Nobel Aye grew to become an early chief of the Common Strike Coordination Physique, which helped organise avenue protests and strikes. She stood with the folks on the frontlines in Yangon when, after a number of weeks of demonstrations, the navy started to crack down.
The regime went on to slaughter tons of of protesters, giving delivery to an armed resistance motion. From right here, the story turns into murkier as Nobel Aye fled underground. Some pals stated she went to Bago Area, however by 2022 had left for Sagaing Area. Others say she even made it to Rakhine State.
However in January this 12 months, pro-military media shops reported that she and one other activist have been arrested in japanese Bago’s Waw Township with a automobile filled with weapons, bullets and explosives.
The story went that two males in a separate automobile loaded with weapons have been stopped earlier at a regime checkpoint. They confessed that Nobel Aye and Ko Lay Khwin organised the cargo and would quickly be passing by way of the identical checkpoint.
In February, information broke that Nobel Aye and the opposite activist have been each shot lifeless by regime troopers, allegedly for attempting to flee whereas being transported from the Waw Township Courtroom again to an interrogation centre. Htet Myat referred to as the township courtroom and Bago District police workplace to verify the information however stated they refused to present him solutions. Lastly, he managed to trace down some locals who informed him over the telephone that they witnessed the killings within the township’s Kyaik Hla village.
The household has not but seen Nobel Aye’s physique, and the junta nonetheless hasn’t launched any information about her loss of life or contacted the household. The Waw Township Courtroom and township police division each informed Frontier they wouldn’t converse to the media.
The murky circumstances of the arrest and killing have led some to imagine she was entrapped; the navy knew she was coming and planted weapons in her automobile. Some additionally doubt her supposed escape try.
Regardless of the dearth of any direct proof, advocates of those theories level to a sample of behaviour by the junta.
Ko Thike Tun Oo, a spokesperson for the Political Prisoners Community Myanmar, shaped after the coup, stated it’s frequent for the regime to extrajudicially execute political prisoners after which accuse them of attempting to flee after the actual fact. Dozens of political prisoners have gone lacking throughout suspicious transfers.

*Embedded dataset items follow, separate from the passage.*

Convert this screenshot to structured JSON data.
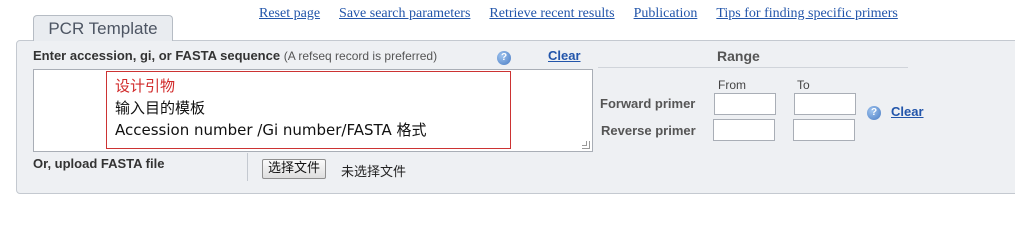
{
  "top_links": [
    "Reset page",
    "Save search parameters",
    "Retrieve recent results",
    "Publication",
    "Tips for finding specific primers"
  ],
  "tab": {
    "label": "PCR Template"
  },
  "sequence": {
    "label": "Enter accession, gi, or FASTA sequence",
    "hint": "(A refseq record is preferred)",
    "clear": "Clear",
    "value": ""
  },
  "annotation": {
    "line1": "设计引物",
    "line2": "输入目的模板",
    "line3": "Accession number /Gi number/FASTA 格式"
  },
  "upload": {
    "label": "Or, upload FASTA file",
    "button": "选择文件",
    "status": "未选择文件"
  },
  "range": {
    "title": "Range",
    "from_label": "From",
    "to_label": "To",
    "forward_label": "Forward primer",
    "reverse_label": "Reverse primer",
    "forward_from": "",
    "forward_to": "",
    "reverse_from": "",
    "reverse_to": "",
    "clear": "Clear"
  },
  "icons": {
    "help": "help-icon",
    "resize": "resize-grip-icon"
  },
  "colors": {
    "link": "#2255aa",
    "annotation_border": "#cc3333",
    "annotation_title": "#d12a2a",
    "panel_bg": "#eef0f3"
  }
}
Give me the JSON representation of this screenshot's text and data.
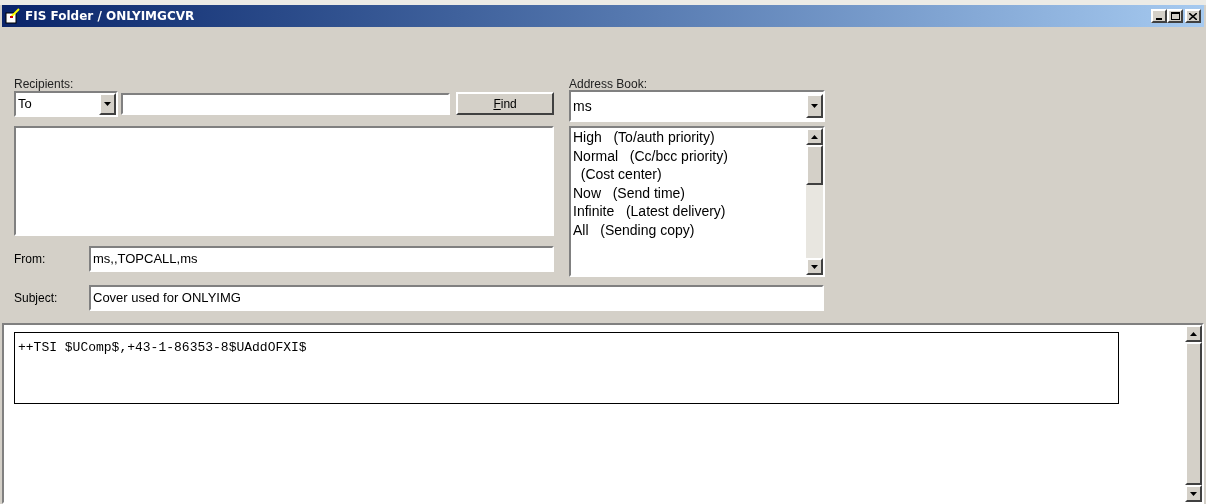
{
  "window": {
    "title": "FIS Folder / ONLYIMGCVR"
  },
  "recipients": {
    "label": "Recipients:",
    "type_value": "To",
    "find_button": "Find"
  },
  "address_book": {
    "label": "Address Book:",
    "value": "ms",
    "options": [
      "High   (To/auth priority)",
      "Normal   (Cc/bcc priority)",
      "  (Cost center)",
      "Now   (Send time)",
      "Infinite   (Latest delivery)",
      "All   (Sending copy)"
    ]
  },
  "from": {
    "label": "From:",
    "value": "ms,,TOPCALL,ms"
  },
  "subject": {
    "label": "Subject:",
    "value": "Cover used for ONLYIMG"
  },
  "body": {
    "text": "++TSI $UComp$,+43-1-86353-8$UAddOFXI$"
  }
}
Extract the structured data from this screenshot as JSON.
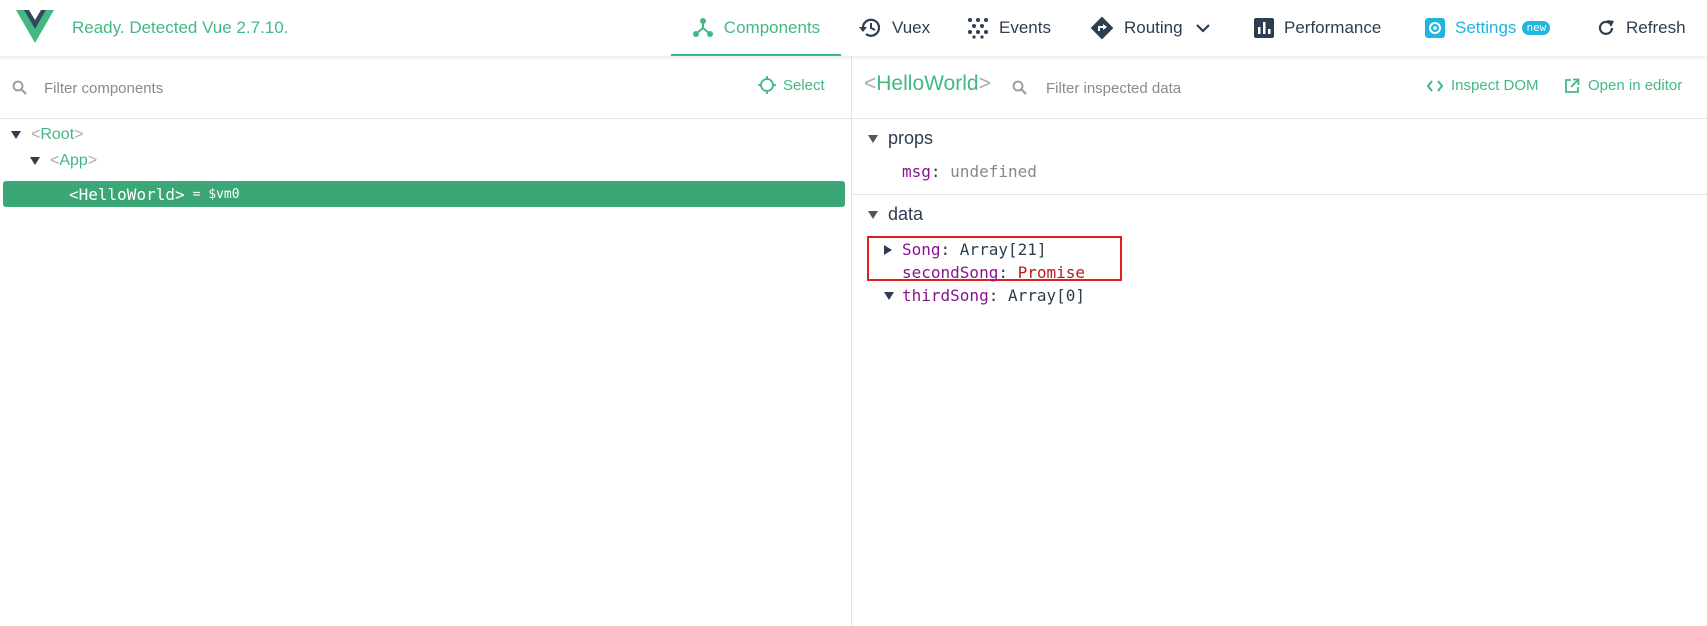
{
  "header": {
    "status": "Ready. Detected Vue 2.7.10.",
    "nav": {
      "components": "Components",
      "vuex": "Vuex",
      "events": "Events",
      "routing": "Routing",
      "performance": "Performance",
      "settings": "Settings",
      "settings_badge": "new",
      "refresh": "Refresh"
    },
    "active_tab": "Components"
  },
  "colors": {
    "accent": "#42b983",
    "selected_row": "#3ba776",
    "settings": "#1fb5e0",
    "highlight_box": "#e02020"
  },
  "component_tree": {
    "filter_placeholder": "Filter components",
    "select_label": "Select",
    "nodes": [
      {
        "name": "Root"
      },
      {
        "name": "App"
      },
      {
        "name": "HelloWorld",
        "vm_ref": "= $vm0",
        "selected": true
      }
    ]
  },
  "inspector": {
    "component_name": "HelloWorld",
    "filter_placeholder": "Filter inspected data",
    "inspect_dom": "Inspect DOM",
    "open_in_editor": "Open in editor",
    "props": {
      "title": "props",
      "items": [
        {
          "key": "msg",
          "value": "undefined"
        }
      ]
    },
    "data": {
      "title": "data",
      "items": [
        {
          "key": "Song",
          "value": "Array[21]"
        },
        {
          "key": "secondSong",
          "value": "Promise"
        },
        {
          "key": "thirdSong",
          "value": "Array[0]"
        }
      ]
    }
  }
}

A former political prisoner himself, Thike Tun Oo stated any high-profile prisoner can be escorted by an armed guard whereas being handcuffed and sporting ankle chains, making escape practically unimaginable.
Nevertheless it does appear Nobel Aye, like many different once-peaceful activists, had embraced the armed wrestle earlier than her loss of life.

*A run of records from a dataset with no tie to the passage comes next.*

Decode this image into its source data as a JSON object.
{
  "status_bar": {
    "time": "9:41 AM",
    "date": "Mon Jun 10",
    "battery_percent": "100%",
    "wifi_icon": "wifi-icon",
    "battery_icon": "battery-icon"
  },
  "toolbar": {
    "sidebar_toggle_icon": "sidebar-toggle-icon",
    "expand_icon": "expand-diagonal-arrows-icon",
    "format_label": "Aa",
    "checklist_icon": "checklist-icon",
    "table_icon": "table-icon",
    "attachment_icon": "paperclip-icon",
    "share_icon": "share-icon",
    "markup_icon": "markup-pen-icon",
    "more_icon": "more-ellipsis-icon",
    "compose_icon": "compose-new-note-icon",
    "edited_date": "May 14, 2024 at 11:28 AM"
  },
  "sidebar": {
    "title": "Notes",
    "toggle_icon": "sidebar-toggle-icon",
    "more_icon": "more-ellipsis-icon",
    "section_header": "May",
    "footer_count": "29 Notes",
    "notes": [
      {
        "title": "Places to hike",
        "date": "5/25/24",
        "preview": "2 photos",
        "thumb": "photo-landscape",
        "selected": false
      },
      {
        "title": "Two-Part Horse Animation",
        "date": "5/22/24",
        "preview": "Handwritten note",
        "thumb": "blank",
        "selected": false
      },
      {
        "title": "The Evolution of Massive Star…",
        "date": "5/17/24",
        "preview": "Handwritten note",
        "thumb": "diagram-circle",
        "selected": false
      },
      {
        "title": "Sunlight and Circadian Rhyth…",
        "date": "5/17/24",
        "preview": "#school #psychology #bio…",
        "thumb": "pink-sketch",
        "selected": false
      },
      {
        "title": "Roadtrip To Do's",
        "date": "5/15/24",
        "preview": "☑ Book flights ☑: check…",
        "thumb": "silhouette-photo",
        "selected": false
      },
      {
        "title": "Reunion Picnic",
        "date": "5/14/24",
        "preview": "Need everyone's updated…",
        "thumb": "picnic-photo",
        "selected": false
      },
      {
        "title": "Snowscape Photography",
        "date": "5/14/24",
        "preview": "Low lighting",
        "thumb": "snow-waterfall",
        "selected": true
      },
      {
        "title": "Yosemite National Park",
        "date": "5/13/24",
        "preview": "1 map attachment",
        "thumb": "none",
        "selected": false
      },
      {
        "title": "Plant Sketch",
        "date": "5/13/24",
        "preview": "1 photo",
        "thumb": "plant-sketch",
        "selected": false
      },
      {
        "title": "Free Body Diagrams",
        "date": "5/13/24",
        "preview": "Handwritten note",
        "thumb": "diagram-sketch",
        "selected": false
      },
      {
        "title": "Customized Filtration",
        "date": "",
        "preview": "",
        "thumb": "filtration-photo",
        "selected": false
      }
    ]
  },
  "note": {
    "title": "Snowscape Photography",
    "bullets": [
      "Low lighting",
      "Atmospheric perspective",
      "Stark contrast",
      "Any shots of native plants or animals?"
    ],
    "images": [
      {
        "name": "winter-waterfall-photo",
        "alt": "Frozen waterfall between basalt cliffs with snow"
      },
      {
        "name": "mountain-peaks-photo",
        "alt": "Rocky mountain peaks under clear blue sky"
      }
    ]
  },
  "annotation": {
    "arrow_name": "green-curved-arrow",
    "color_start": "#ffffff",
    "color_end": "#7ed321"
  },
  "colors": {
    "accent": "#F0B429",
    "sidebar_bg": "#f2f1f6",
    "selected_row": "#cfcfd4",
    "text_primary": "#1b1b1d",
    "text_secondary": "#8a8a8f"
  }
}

In July 2022, the navy executed Phyo Zeyar Thaw and Ko Jimmy, an NLD parliamentarian and outstanding political activist respectively, accused of orchestrating armed resistance in Yangon. Quickly after the executions, Min Thwe Thit obtained a name from Nobel Aye. “She stated she’s going to help this warfare in any respect prices. She stated she’s going to do it even when she has to pay along with her life,” he recalled.

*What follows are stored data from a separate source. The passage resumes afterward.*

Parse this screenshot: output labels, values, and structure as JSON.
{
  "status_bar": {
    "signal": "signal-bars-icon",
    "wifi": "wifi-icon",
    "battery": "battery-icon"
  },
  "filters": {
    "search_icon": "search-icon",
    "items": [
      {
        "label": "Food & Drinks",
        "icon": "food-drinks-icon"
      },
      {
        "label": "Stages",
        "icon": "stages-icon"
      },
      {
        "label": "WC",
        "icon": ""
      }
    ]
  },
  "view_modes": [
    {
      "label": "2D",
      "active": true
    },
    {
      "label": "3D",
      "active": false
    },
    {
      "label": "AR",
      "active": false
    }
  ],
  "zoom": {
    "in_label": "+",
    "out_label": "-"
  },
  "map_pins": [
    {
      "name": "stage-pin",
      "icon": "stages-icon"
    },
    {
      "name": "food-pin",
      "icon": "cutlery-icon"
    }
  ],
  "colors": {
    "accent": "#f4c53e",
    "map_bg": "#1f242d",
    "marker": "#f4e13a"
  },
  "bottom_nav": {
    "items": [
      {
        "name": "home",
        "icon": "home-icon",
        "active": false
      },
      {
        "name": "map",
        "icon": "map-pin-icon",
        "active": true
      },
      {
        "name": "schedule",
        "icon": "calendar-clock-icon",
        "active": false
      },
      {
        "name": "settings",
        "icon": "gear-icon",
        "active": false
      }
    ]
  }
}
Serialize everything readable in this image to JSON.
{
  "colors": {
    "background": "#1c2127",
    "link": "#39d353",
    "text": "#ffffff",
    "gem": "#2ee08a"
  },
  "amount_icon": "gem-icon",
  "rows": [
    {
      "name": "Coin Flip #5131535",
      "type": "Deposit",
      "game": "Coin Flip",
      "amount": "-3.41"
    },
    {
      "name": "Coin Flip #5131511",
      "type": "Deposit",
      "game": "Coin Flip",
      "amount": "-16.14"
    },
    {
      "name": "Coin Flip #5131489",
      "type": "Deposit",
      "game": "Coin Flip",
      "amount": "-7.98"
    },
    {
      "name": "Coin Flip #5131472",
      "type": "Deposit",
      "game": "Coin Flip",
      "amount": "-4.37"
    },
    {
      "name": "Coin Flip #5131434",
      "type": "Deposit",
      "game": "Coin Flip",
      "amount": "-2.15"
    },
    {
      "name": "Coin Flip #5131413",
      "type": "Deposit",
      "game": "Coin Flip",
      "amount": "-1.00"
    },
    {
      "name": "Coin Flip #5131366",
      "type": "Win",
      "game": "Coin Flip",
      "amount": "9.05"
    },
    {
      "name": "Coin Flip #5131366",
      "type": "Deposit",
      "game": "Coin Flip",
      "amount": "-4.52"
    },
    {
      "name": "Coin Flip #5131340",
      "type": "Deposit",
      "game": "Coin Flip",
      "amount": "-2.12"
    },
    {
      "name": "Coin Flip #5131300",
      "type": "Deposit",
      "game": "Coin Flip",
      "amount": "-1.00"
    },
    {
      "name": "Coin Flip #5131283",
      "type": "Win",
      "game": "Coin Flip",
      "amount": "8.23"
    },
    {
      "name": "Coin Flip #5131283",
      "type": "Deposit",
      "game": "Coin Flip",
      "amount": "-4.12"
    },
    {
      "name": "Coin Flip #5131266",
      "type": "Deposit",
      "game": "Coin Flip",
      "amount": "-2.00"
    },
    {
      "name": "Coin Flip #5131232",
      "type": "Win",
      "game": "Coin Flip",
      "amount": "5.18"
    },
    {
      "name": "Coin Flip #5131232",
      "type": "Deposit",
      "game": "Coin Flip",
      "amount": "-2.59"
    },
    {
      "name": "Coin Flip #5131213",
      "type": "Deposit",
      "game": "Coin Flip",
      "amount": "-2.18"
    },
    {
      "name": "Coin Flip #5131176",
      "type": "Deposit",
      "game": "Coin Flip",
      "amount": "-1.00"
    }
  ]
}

Zin Mar Aung informed Frontier that because the NUG’s minister of overseas affairs, she’s going to pursue justice by way of any means out there, however as a pal of Nobel Aye’s, she is damage past phrases.
“Now there gained’t be one other probability, we’ll by no means meet once more,” she stated, including that there are numerous different folks in Myanmar who can by no means hope to be reunited with their relations or pals. “I promise to do my responsibility for all those that endure this ache.”